Henry George didn't invent the Henry George Rule. John Stuart Mill had already suggested capturing all the capital gains on land. Mill's proposal was actually implemented for crown lands in Britain in 1909 and was applied to all plots of land in the British Town and Country Planning Act of 1947.

George didn't even prove the rule is correct. The first proof was developed in 1974 by Flatters, Henderson and Mieszkowski. It is sometimes called the Henry George Theorem and sometimes called the "Golden Rule." It is actually a general principle derived from standard economic theory.


Taking a Position


Municipalities have to be able to say, "we produced that increase in land value, so we are entitled to levy a charge against the property for the value we created. But how do you know what the effect of a particular project is? Economists have developed some fairly sophisticated techniques for assessing the impact of local public goods. Econometric methods are finally up to the challenge. Even 15 years ago the technical problems were insurmountable. They are not any more.

There are two gaps.

First Gap: There has to be a complete and continuously updated property value database for the province. I say for the province for three reasons.1) Logically we have to have data for a large group of communities. 2) The responsibility for providing the administrative machinery is constitutionally at the provincial level. 3) the obvious way to develop such a database is to build it around an automated provincial land registry and there are major economic gains form moving in this direction.

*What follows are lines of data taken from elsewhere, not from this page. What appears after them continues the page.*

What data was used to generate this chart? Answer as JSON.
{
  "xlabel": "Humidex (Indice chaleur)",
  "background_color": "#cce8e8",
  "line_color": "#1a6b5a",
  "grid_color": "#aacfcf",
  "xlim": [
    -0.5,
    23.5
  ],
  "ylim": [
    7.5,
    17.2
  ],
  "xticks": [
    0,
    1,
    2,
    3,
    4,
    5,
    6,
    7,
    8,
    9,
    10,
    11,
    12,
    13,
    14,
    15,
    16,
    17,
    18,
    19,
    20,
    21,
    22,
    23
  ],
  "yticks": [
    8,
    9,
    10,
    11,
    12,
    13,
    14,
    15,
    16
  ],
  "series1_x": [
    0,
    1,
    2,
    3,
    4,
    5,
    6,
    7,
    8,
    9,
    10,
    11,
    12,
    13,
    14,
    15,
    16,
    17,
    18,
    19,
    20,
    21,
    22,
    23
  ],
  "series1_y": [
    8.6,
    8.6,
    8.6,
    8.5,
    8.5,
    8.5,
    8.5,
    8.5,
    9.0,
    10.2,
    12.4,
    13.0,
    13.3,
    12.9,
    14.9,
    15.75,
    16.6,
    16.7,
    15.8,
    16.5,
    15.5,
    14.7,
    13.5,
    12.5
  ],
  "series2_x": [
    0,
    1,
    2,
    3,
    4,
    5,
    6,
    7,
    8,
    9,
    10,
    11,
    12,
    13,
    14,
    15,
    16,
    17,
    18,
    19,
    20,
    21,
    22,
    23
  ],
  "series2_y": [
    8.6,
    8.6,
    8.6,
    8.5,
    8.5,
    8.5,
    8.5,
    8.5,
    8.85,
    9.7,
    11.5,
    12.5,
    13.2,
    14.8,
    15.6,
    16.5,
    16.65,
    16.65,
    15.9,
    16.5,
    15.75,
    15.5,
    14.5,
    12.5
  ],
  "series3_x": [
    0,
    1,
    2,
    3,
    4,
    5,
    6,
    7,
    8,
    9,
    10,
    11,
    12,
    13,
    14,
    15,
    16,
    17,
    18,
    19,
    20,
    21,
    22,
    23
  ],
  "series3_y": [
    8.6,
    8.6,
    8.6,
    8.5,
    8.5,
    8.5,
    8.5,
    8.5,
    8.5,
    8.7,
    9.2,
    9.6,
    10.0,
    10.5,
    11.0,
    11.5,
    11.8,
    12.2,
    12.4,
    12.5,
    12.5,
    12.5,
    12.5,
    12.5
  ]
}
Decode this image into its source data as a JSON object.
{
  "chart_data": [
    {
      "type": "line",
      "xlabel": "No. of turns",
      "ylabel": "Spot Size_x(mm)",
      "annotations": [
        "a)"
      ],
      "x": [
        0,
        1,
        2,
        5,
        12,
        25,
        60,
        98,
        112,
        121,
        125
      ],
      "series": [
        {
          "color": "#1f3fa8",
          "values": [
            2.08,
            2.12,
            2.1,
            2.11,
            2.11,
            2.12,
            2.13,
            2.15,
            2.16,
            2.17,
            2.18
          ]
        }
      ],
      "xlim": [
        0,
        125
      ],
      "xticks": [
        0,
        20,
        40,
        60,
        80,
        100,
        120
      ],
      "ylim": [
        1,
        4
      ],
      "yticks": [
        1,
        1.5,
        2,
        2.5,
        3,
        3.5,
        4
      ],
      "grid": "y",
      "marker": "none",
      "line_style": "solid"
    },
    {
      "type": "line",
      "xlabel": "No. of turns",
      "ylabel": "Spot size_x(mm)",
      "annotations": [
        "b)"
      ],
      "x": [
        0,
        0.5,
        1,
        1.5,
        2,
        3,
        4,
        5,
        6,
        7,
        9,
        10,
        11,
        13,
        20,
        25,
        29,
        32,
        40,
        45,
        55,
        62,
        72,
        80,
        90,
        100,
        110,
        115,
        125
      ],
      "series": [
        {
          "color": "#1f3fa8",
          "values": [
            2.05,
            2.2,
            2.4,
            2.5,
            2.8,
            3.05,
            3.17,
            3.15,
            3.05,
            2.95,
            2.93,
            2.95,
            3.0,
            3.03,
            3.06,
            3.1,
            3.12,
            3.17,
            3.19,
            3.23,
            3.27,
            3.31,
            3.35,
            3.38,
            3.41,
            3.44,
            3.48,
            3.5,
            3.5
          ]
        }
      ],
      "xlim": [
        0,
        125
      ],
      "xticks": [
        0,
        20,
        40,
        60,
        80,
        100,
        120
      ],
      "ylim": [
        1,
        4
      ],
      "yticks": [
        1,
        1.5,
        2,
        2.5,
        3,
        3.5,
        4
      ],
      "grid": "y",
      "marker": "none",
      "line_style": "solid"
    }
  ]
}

Second Gap: Who will pay for the system? The answer is that the municipalities would be happy to pay for such a system. What we are really talking about is a major improvement in the billing and collection machinery for local governments. Any business makes the billing and collection part of the price of doing business. Right now the system is so bad that local governments can't collect for what they produce.


What do Economists Think about the Henry George Rule?


George's Progress and Poverty was an all time best seller. But how much influence has George's theory had? The Henry George Rule has won new support from economist in the last quarter century.

The Encyclopaedia Britannica, "few economists of reputation supported" his specific remedy - the single tax. "Nevertheless... his systematic economic analysis provided a stimulus to orderly reform."

W.E. Kuhn, an economist at the Federal Reserve Bank of Chicago, wrote, " What little recognition was given this self-taught economist by the profession, uneasy when stirred out of its complacency, was grudging, and certainly not a fair measure of his analytical competence." (The Evolution of Economic Thought, p155).

Mark Blaug, possibly the most influential historian of economic thinking, called Progress and Poverty a "wonderful example of old-style classical economics" , but he also said " it was thirty years out of date the day it was published."

Flatters, Henderson and Mieszkowski produced the first proof that George was right in 1974.

Pines and Weiss (1976) showed that Henry George was right for a slightly different case. The marginal increase of the land rent in an open and small region correctly reflects the marginal benefit of a public project.

Arnott and Stiglitz also found that Henry George was right. For an optimally run community, the aggregate land rent equals the total expenditure on public goods. The result applies exactly only when the community has the optimal population.

Kanemoto (1980) showed that if a profit seeking company owned all the land in town, developed only the land that was profitable, and set the rental prices to maximize its profits, it would follow the Henry George Rule.

Even more interesting, in Kanemoto's company town, the company would also maximize the welfare of the people living in the town. A mining company, for example, building a townsite on its own land would maximize the total product of the city minus the cost of maintaining the utility level required to attract a workforce. The community that it built would tend to have the same distribution of housing as a planned city or a city that grew up on its own. The result is also the same as if all the land in the city is owned by absentee landlords.

Summary: Economists now know that George was correct. The debate is about whether it is practical to implement the correct approach.